CMSC 471

Artificial Intelligence -- Fall 2011

HOMEWORK THREE
out 10/4/11, due 10/18/11


You are encouraged to work on this homework assignment in groups of up to three students. If you work in a group, you only need to turn in one shared solution. All students in the group will receive the same grade on the assignment. If you choose to work in a group, you must actually produce group solutions, not have each member work independently on one part of the assignment, then submit the collection of independent solutions. To acknowledge that you have worked as intended, you must include the following statement at the top of the submitted assignment:

"We, <students' names>, worked equally as a group on this assignment, and each of us fully understands and acknowledges the group solutions that we are submitting. We understand that we will receive a common grade for this assignment."
Please be sure to include all group members' names on the assignment!


I. Search (30 points)

(a) (15 points) Russell & Norvig Exercise 3.8 (a, c, d, e), page 114.

(b) (15 points) Russell & Norvig Exercise 3.15 (b,c,e), page 115. Hints: For (b), assume that when a node is expanded, the successor nodes are generated in numerical order. For (e), think about how to reformulate the representation of the goal state in such a way that the action sequence becomes apparent.

II. Constraint Satisfaction (30 points)

(a) (15 points) Explain in your own words the terms constraint satisfaction problem, constraint, backtracking search, arc consistency, and min-conflicts. Full credit will be given only for complete and well written definitions.

(b) (15 points) Russell & Norvig, Exercise 6.7, page 231. You should include at least two alternative representations, and you must include precise (mathematical) formulations of your proposed representations. (A CSP representation specifies the set of variables, the domains for the variables, and the way in which the constraints will be represented (intensionally and/or extensionally; you do not have to enumerate all of the constraints, but should give an illustrative set of the constraints).)

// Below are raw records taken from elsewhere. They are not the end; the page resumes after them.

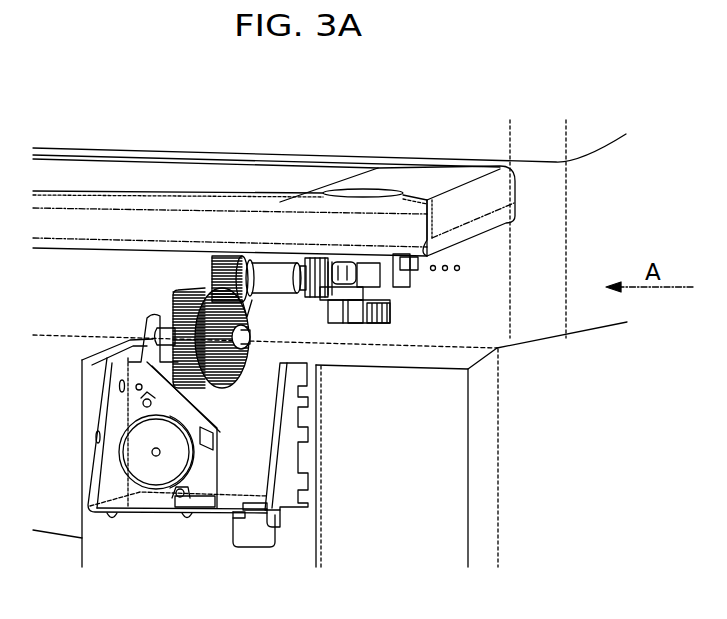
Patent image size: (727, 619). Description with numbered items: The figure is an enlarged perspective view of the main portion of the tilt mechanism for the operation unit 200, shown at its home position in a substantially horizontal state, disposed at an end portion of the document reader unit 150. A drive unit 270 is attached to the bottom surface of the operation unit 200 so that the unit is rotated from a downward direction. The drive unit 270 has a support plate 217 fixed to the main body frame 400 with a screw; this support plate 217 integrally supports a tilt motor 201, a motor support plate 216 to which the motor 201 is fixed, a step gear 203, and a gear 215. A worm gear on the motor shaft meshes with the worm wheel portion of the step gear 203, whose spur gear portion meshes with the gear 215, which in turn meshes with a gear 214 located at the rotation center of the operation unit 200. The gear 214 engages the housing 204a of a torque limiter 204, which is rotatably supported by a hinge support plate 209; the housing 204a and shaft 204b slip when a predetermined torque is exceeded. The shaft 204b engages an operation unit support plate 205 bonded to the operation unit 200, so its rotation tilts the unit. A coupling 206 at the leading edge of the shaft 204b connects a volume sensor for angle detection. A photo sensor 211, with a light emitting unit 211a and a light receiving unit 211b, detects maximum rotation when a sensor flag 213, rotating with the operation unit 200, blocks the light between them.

The operation unit 200 is at (138, 171).
The torque limiter 204 is at (319, 187).
The housing 204a is at (274, 262).
The shaft 204b is at (300, 260).
The hinge support plate 209 is at (336, 259).
The coupling 206 is at (350, 268).
The sensor flag 213 is at (348, 286).
The photo sensor 211 is at (383, 356).
The light emitting unit 211a is at (333, 325).
The light receiving unit 211b is at (355, 324).
The operation unit support plate 205 is at (306, 299).
The gear 214 is at (202, 277).
The gear 215 is at (173, 304).
The step gear 203 is at (147, 383).
The drive unit 270 is at (92, 418).
The tilt motor 201 is at (123, 457).
The support plate 217 is at (293, 477).
The motor support plate 216 is at (200, 493).
The main body frame 400 is at (155, 530).
The document reader unit 150 is at (478, 322).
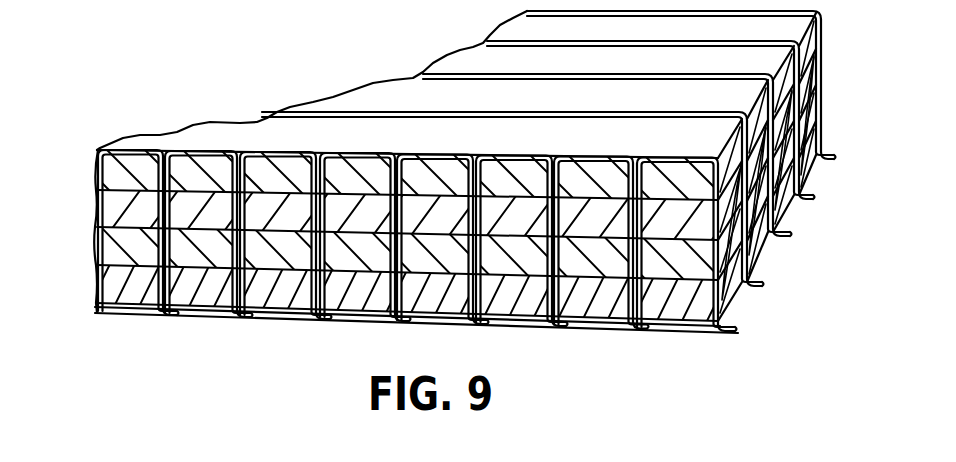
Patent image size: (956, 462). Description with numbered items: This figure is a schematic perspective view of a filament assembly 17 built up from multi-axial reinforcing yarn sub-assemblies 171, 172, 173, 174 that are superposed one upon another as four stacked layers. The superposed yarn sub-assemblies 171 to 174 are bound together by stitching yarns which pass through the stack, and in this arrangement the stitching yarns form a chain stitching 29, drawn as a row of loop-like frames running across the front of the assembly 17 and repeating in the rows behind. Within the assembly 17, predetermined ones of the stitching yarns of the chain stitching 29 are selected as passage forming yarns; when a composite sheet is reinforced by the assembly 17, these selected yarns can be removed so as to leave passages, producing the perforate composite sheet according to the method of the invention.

The assembly 17 is at (356, 72).
The chain stitching 29 is at (457, 148).
The yarn sub-assembly 171 is at (120, 160).
The yarn sub-assembly 172 is at (118, 206).
The yarn sub-assembly 173 is at (115, 245).
The yarn sub-assembly 174 is at (118, 282).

III. Game Playing (40 points)

(a) (20 points) Russell & Norvig Exercise 5.9, pages 197-198.

(b) (20 points) Consider a two-player coin-flipping game where two players alternate flipping a two-sided coin.  If the coin lands heads up, the player who flipped gains one point.  If the coin lands tails up, they gain two points.  If a player exceeds three points, they automatically lose all of their points, and the game ends.  On their turn, a player can choose to stop the game, in which case both players keep their current scores.  The goal is to beat the other player by as many points as possible.

For example, if Player 1's coin lands tails up, she gets two points.  Player 2 then takes her turn, gets heads, and now has one point. Player 1 decides to stop the game, and wins, beating Player 2 by one point.

Draw the 4-ply expectiminimax tree for this problem (two moves for each player).  Using the static evaluation function (score(player1) - score(player2)), back up the leaf values to the root of the tree.  What is the best action for the first player to take?  (Play or stop?)  If player 1 flips tails, what should player 2 do? Why?